Arbitrary precision libraries keep as many digits as you give them if there's enough memory. Doing calculations may lead to loss. Not all results (like 1/3) can be represented exactly with a given base.

Not all digits are created equally, so to speak. Each operation you do will carry an error (at least one machine epsilon for the addition and multiplication), so doing additions repeatedly accumulates that error. So much so that doing enough additions and most digits you have are meaningless. Additionally converting from `double` to arbitrary precision floating point will give you at most the number of significant digits the double has, as you don't have any idea what should be written beyond the precision double has.

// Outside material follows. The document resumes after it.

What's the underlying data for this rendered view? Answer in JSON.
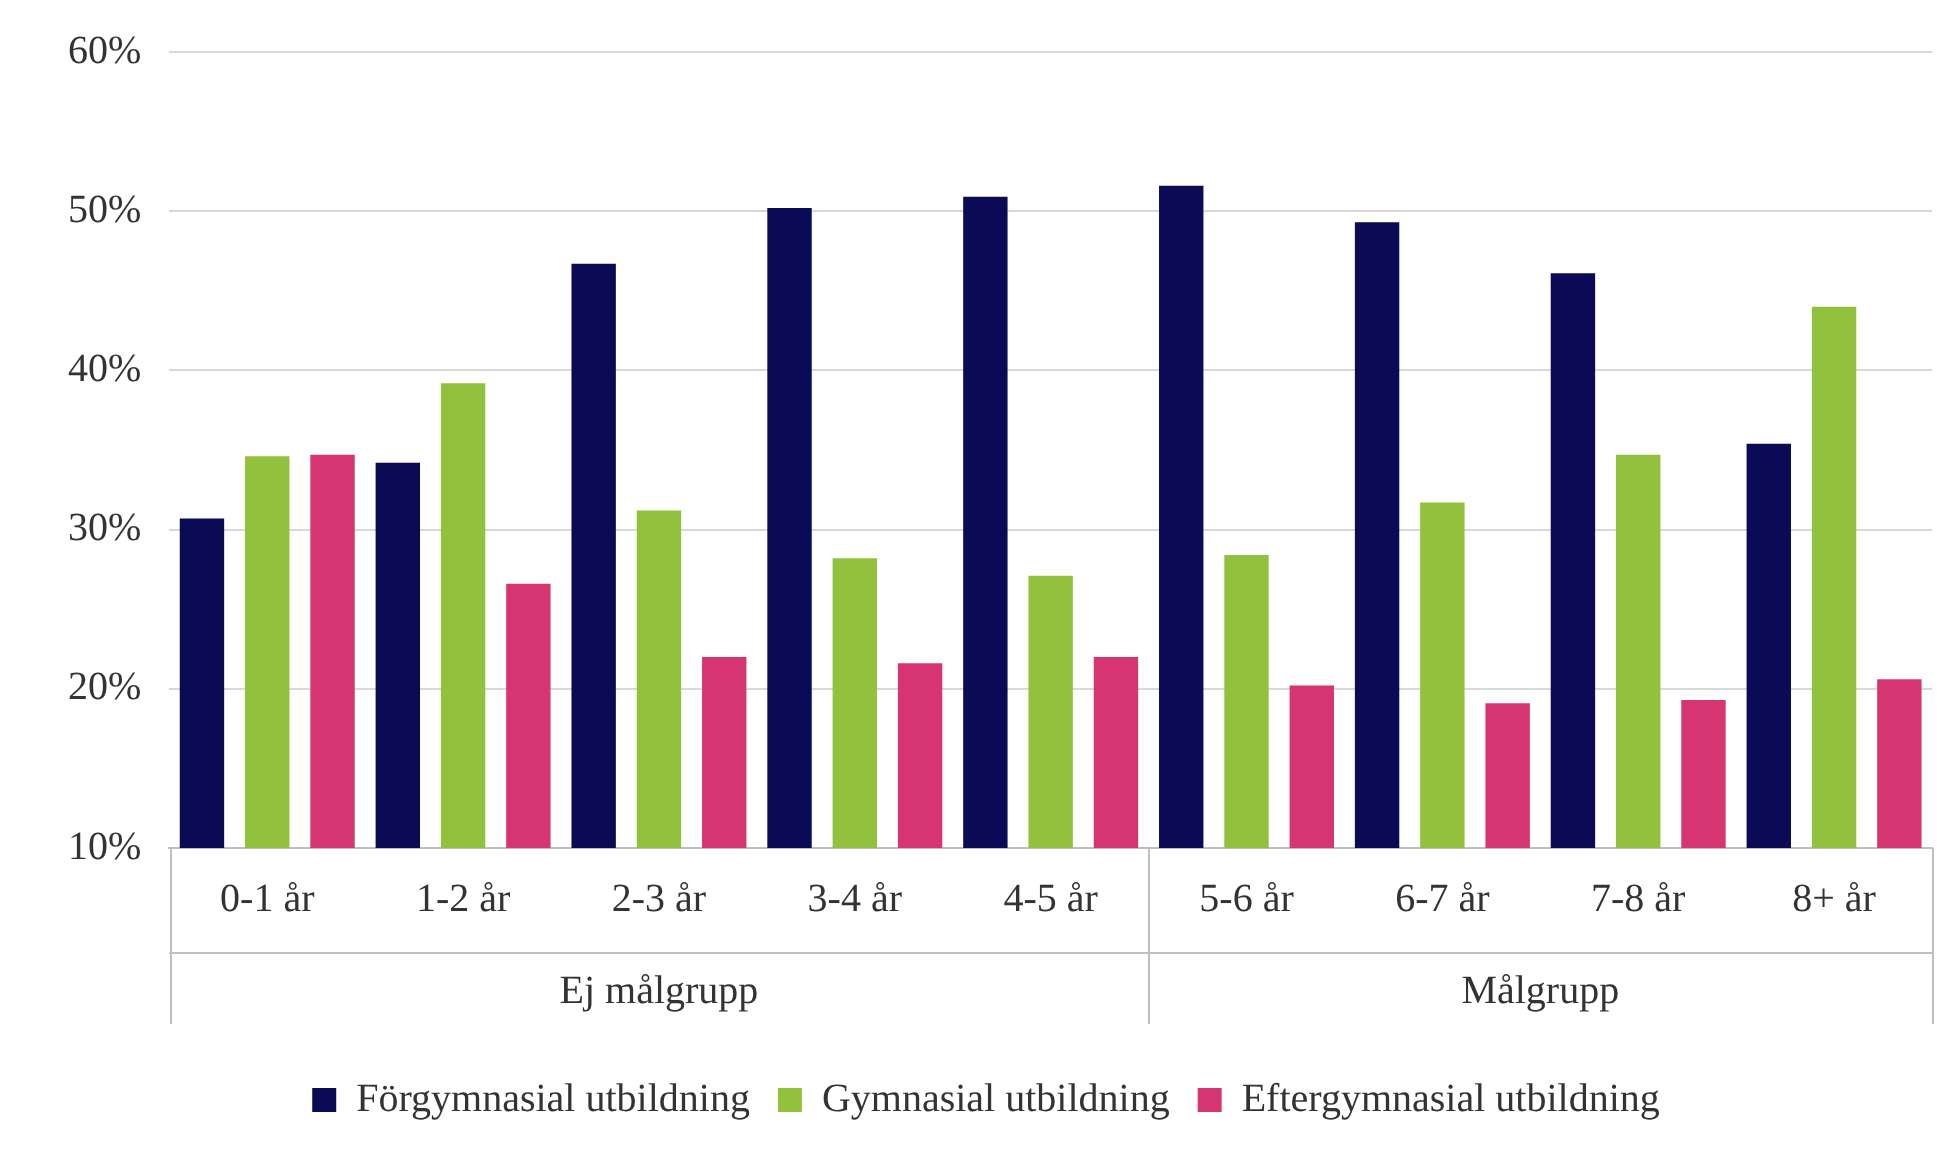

I'll go back to the addition as the simple and most basic of operations to illustrate. Suppose you have a floating point (in base 10) that gives you 3 digits to work with. This would mean the epsilon (the smallest possible "step" between numbers leaving the scaling the exponent introduces aside) is about 0.001.

So you start with 0 and add up 10 numbers in the range between 0 and 1 and get a number between 0 and 1 as result (so not to care about the exponent in the floating point - just for simplicity). The total error is 10 epsilons, or in this case 0.01. Ultimately, in your result the last digit is meaningless, irrespective of you having the memory to keep and represent it; it just gets eaten up by the error accumulation. So even if you get 0.546 the 0.006 doesn't carry any information anymore.

For that purpose when doing long summations (as in numerically stable computations) one has to use a numerically stable algorithm.